Feb 20 - Today in 1915, the Panama-Pacific International Exposition opens in San Francisco.Showcasing advances in racial eugenics and efforts to sterilize and selectively breed people of color for race betterment.
Feb 21 - Today in 1965, a grand jury in Montgomery, Alabama, indicts more than 85 bus boycott leaders and charges them with violating a statute the barred boycotts without just cause.
Feb 22 - Today in 1898, after Frazier Baker is appointed postmaster if Lake City, South Carolina, enraged local white people burn his home, fatally shoot him and his infant daughter, and wound his wife and other children.
Feb 23 - Today in 1965, mourners begin visiting a Harlem funeral home to view body of assassinated black activist Malcolm X; over the next five days thousands pay their respects.
Feb 24 - Today in 1965, Kentucky refuses to ratify Thirteenth Amendment abolishing slavery and does not do so until 1976.
Feb 25 - Today in 1886, an anti-Chinese convention in Boise Idaho starts a movement, often violent, against Chinese immigrants. Chinese share of Idaho’s population decreases from one-third in 1870 to nearly zero by 1910.

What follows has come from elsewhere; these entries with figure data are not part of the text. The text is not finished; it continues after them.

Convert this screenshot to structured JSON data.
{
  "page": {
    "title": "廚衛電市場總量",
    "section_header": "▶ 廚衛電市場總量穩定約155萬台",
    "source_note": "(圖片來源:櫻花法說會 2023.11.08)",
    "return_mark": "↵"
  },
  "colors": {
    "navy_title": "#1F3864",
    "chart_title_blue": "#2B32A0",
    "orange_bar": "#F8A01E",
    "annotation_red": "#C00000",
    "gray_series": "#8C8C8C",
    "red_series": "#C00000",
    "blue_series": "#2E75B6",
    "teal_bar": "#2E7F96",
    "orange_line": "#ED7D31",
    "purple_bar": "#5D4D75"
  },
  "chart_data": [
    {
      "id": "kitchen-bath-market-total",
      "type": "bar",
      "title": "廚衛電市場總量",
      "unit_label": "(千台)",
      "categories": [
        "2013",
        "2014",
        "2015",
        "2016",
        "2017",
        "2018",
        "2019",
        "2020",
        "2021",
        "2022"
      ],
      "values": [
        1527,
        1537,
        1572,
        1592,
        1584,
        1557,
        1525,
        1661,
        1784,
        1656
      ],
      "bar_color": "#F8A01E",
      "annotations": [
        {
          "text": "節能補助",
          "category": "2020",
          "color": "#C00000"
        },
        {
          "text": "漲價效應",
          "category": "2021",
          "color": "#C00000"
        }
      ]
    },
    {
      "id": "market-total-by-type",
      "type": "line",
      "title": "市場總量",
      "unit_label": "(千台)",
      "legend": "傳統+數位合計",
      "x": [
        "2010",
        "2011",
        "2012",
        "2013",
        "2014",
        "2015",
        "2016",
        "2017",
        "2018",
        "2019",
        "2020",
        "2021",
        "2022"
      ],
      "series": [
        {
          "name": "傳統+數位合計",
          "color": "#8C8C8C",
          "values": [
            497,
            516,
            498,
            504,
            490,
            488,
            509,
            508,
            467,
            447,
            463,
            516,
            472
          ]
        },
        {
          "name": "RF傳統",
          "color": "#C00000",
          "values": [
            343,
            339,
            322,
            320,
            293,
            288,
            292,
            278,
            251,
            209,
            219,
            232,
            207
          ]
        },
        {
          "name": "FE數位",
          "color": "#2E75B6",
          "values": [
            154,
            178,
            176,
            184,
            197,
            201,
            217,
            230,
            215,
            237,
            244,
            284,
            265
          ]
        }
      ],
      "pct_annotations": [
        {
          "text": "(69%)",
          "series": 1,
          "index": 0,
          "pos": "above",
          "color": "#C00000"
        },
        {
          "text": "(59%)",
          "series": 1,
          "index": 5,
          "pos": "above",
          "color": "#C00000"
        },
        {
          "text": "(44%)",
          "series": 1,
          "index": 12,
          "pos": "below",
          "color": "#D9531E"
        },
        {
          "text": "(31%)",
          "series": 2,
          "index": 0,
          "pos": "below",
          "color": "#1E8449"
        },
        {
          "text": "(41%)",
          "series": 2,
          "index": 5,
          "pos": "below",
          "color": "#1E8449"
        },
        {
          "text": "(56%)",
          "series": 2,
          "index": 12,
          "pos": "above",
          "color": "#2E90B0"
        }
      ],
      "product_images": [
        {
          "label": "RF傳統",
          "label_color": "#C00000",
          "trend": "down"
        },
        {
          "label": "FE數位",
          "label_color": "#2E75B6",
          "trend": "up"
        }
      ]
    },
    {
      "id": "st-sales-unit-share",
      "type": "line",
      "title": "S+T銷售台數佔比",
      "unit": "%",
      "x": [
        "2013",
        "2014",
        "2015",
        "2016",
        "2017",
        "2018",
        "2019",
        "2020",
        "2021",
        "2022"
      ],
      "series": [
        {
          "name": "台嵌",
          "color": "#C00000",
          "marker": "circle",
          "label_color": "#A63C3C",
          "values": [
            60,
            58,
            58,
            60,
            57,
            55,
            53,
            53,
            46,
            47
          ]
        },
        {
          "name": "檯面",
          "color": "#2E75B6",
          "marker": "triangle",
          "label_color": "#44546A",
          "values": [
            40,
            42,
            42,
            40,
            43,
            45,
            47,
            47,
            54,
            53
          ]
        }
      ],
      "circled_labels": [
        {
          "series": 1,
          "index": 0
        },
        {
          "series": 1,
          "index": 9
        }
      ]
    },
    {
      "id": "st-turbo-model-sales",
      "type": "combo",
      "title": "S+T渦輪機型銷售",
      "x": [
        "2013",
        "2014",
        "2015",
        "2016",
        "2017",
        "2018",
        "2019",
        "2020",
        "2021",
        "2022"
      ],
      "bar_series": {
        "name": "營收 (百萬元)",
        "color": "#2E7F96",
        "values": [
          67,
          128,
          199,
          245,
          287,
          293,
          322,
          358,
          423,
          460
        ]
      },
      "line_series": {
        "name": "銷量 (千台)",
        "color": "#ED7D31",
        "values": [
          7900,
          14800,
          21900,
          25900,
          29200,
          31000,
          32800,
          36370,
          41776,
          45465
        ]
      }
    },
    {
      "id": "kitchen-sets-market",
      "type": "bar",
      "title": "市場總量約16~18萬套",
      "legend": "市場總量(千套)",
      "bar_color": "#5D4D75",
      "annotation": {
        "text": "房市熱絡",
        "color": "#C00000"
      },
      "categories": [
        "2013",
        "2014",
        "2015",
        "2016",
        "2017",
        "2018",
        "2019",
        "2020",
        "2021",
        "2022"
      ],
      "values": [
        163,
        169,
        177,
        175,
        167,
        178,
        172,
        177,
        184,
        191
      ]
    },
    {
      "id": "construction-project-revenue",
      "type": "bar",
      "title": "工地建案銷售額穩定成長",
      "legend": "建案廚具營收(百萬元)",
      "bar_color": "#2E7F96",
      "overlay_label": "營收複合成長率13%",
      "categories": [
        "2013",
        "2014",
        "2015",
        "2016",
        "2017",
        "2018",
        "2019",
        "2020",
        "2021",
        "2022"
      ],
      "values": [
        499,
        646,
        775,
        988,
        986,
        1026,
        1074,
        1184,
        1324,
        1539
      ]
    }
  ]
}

Feb 26 - Today in 1886, an anti-Chinese convention in Boise Idaho starts a movement, often violent, against Chinese immigrants. Chinese share of Idaho’s population decreases from one-third in 1870 to nearly zero by 1910.
Feb 27 - Today in 2013, Alabama officials argue before U.S. Supreme Court in Shelby County v. Holder that Voting Rights Act of 1965’s protections are no longer needed to prevent discrimination; on June 25th, the Court agrees.
Feb 29 - Today in 1960, Alabama Governor John Patterson warns Alabama State University students that someone will likely be killed if someone continue demonstrations against segregation.